Web 2.0 is supposed to be about flattening culture, about retaking power from the cultural and media elite, and putting it in the hands of peers, equals, friends — think Wikipedia and customer reviews on Amazon. Web 2.0 — it’s social networking, it’s peer-to-peer method of conversation and evaluation, it’s on-demand, niche-oriented nature — is supposed to be a great democratizer. But what if the reality is much murkier than its altruistic ideal? Here‘s an interesting piece from Slate about Amazon’s review ranking system. Hint: It’s not a transparent as you’d think —J.S.

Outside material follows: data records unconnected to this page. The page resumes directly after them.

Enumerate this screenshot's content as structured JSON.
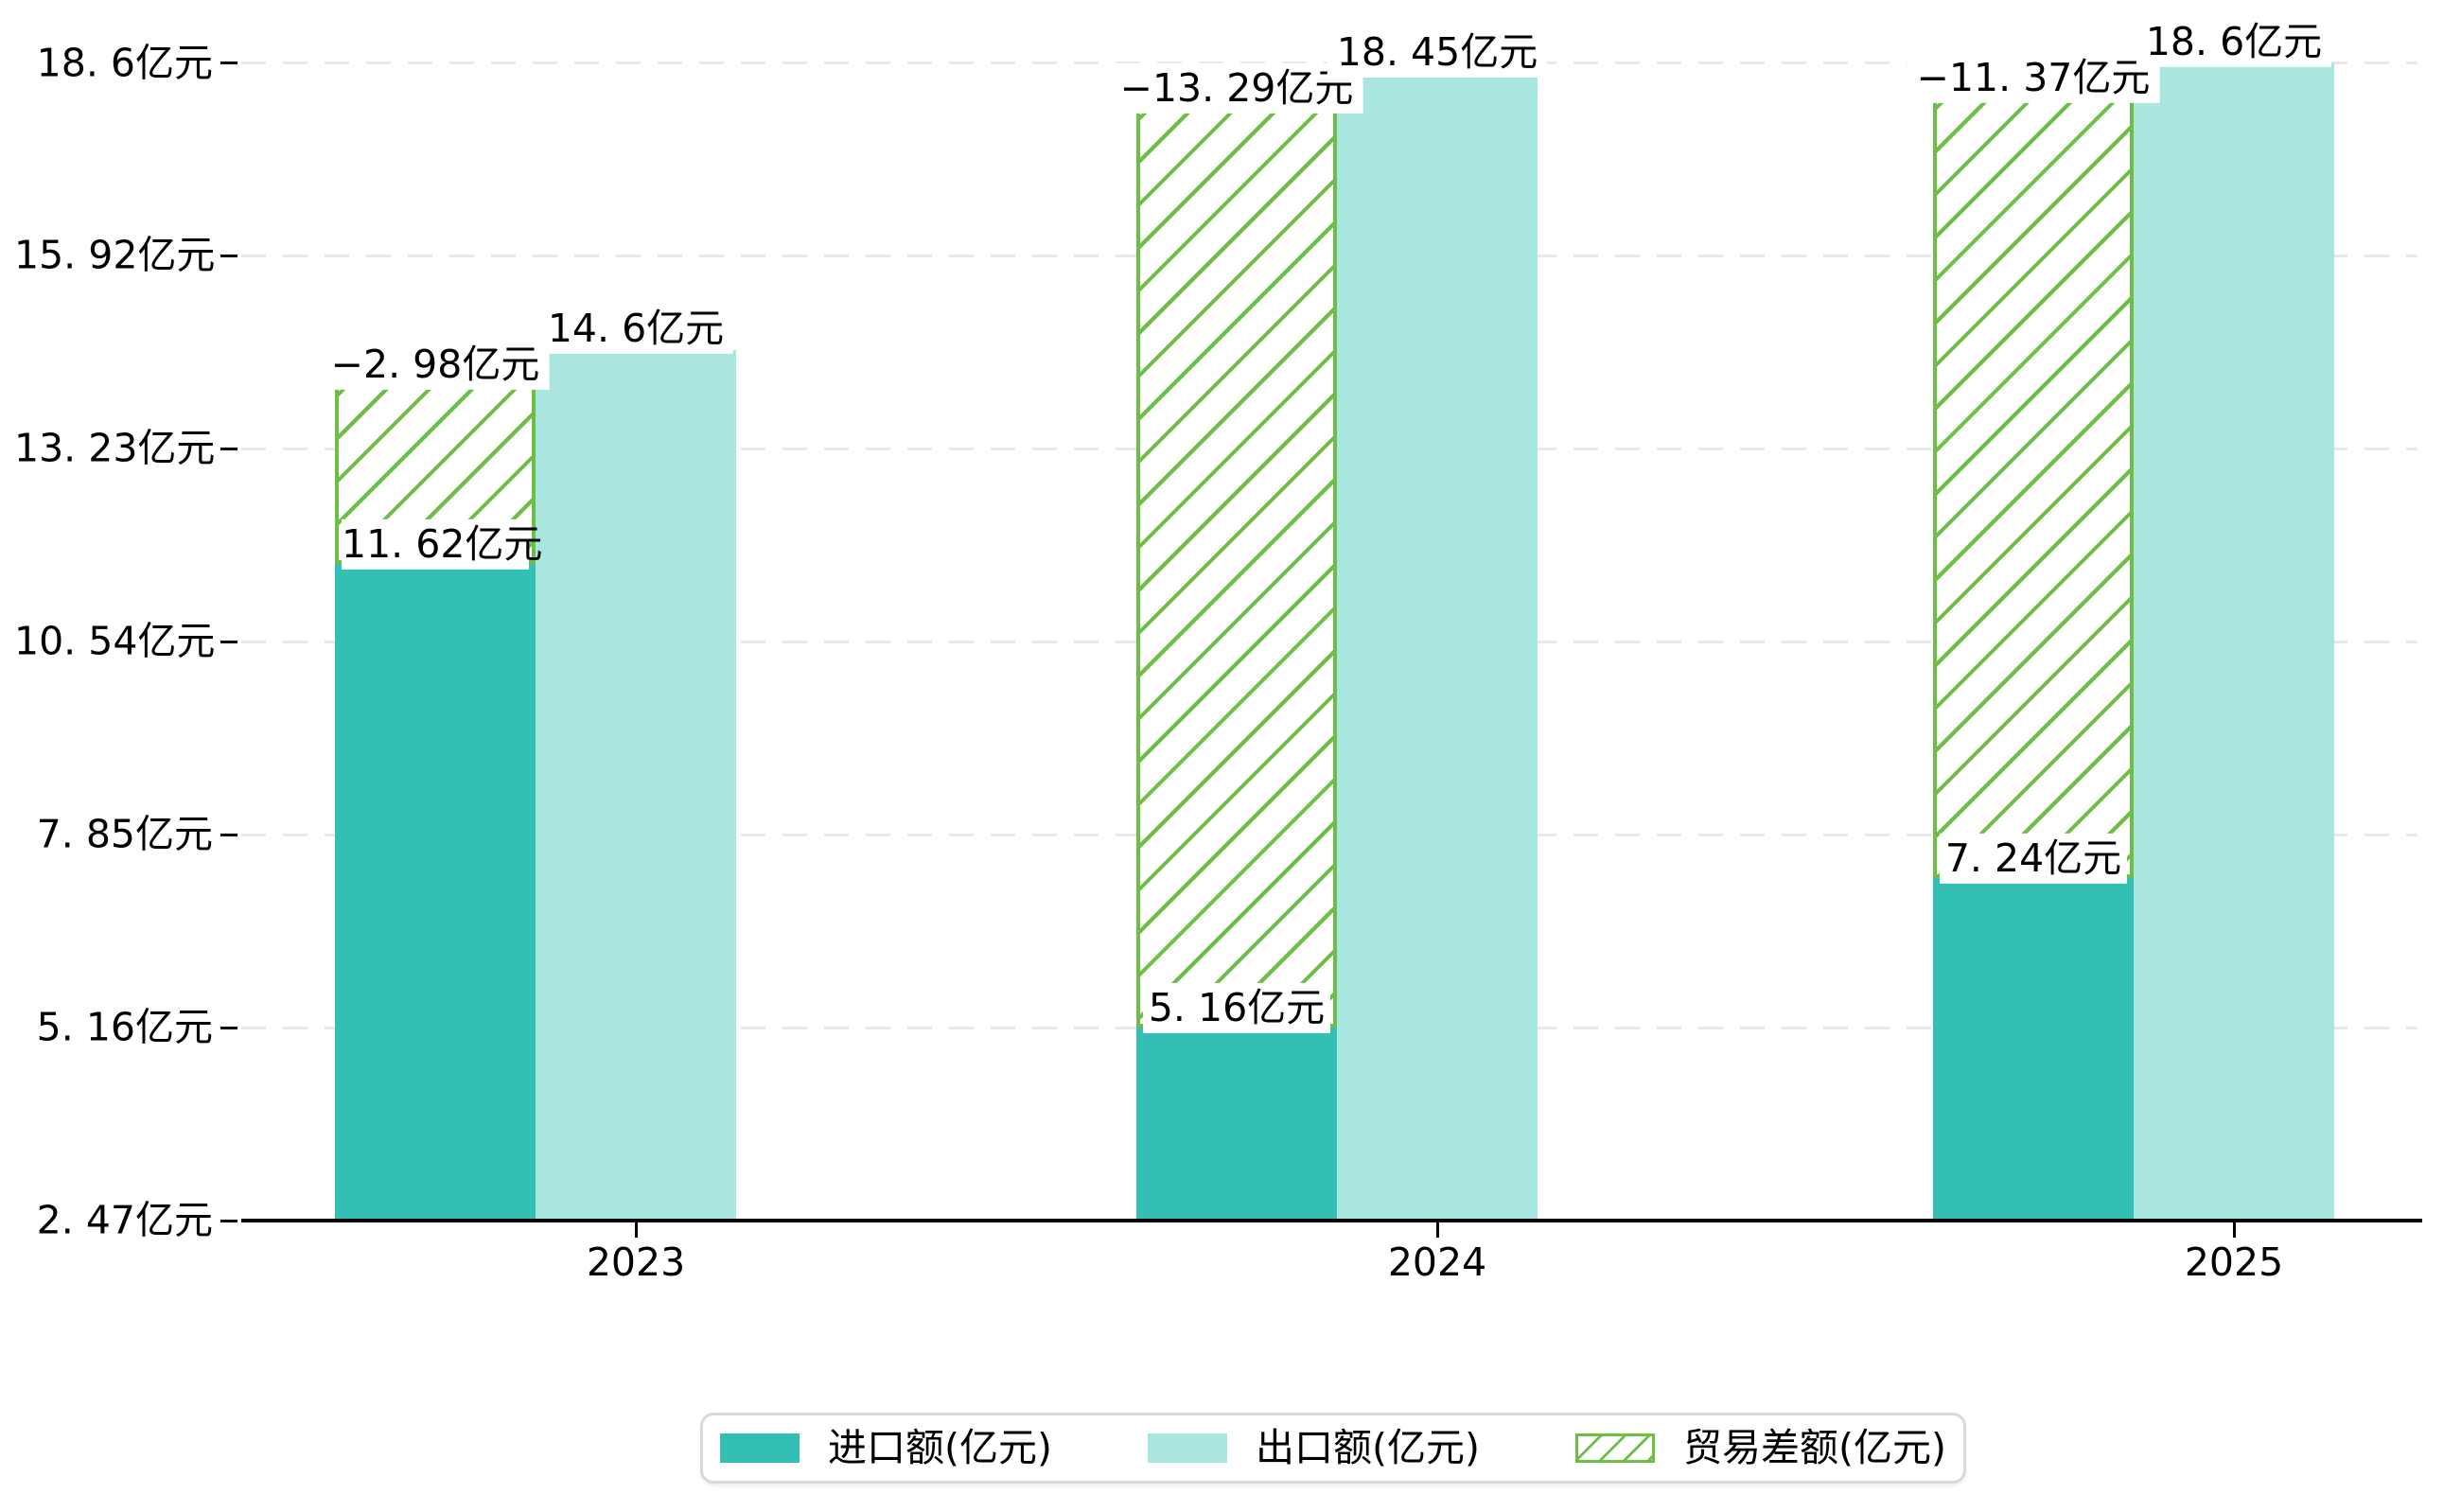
{
  "chart_data": {
    "type": "bar",
    "title": "",
    "unit": "亿元",
    "categories": [
      "2023",
      "2024",
      "2025"
    ],
    "series": [
      {
        "name": "进口额(亿元)",
        "role": "import",
        "values": [
          11.62,
          5.16,
          7.24
        ],
        "value_labels": [
          "11. 62亿元",
          "5. 16亿元",
          "7. 24亿元"
        ]
      },
      {
        "name": "出口额(亿元)",
        "role": "export",
        "values": [
          14.6,
          18.45,
          18.6
        ],
        "value_labels": [
          "14. 6亿元",
          "18. 45亿元",
          "18. 6亿元"
        ]
      },
      {
        "name": "贸易差额(亿元)",
        "role": "balance",
        "values": [
          -2.98,
          -13.29,
          -11.37
        ],
        "value_labels": [
          "−2. 98亿元",
          "−13. 29亿元",
          "−11. 37亿元"
        ]
      }
    ],
    "y_axis": {
      "min": 2.47,
      "max": 18.6,
      "tick_values": [
        2.47,
        5.16,
        7.85,
        10.54,
        13.23,
        15.92,
        18.6
      ],
      "tick_labels": [
        "2. 47亿元",
        "5. 16亿元",
        "7. 85亿元",
        "10. 54亿元",
        "13. 23亿元",
        "15. 92亿元",
        "18. 6亿元"
      ]
    },
    "x_axis": {
      "tick_labels": [
        "2023",
        "2024",
        "2025"
      ]
    },
    "grid": "horizontal-dashed",
    "legend_position": "bottom-center",
    "notes": "hatched balance bar spans from top of import bar to top of export bar"
  },
  "legend": {
    "items": [
      {
        "label": "进口额(亿元)",
        "swatch": "solid-import"
      },
      {
        "label": "出口额(亿元)",
        "swatch": "solid-export"
      },
      {
        "label": "贸易差额(亿元)",
        "swatch": "hatched-green"
      }
    ]
  },
  "colors": {
    "import": "#33BFB3",
    "export": "#A9E6DF",
    "balance_hatch": "#6CBE45",
    "grid": "#E8E8E8",
    "axis": "#000000",
    "label_bg": "#FFFFFF",
    "legend_border": "#D9D9D9",
    "text": "#000000"
  }
}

Absent the institutional standards that govern (however notionally) professional journalists, Web 2.0 stakes its credibility on the transparency of users’ motives and their freedom from top-down interference. Amazon, for example, describes its Top Reviewers as “clear-eyed critics [who] provide their fellow shoppers with helpful, honest, tell-it-like-it-is product information.” But beneath the just-us-folks rhetoric lurks an unresolved tension between transparency and opacity; in this respect, Amazon exemplifies the ambiguities of Web 2.0. The Top 10 List promises interactivity—”How do I become a Top Reviewer?”—yet Amazon guards its rankings algorithms closely. A spokeswoman for the company would explain only that a reviewer’s standing is based on the number of votes labeling a review “helpful,” rather than on the raw number of books reviewed by any one person. The Top Reviewers are those who give “the most trusted feedback,” she told me, echoing the copy on the Web site.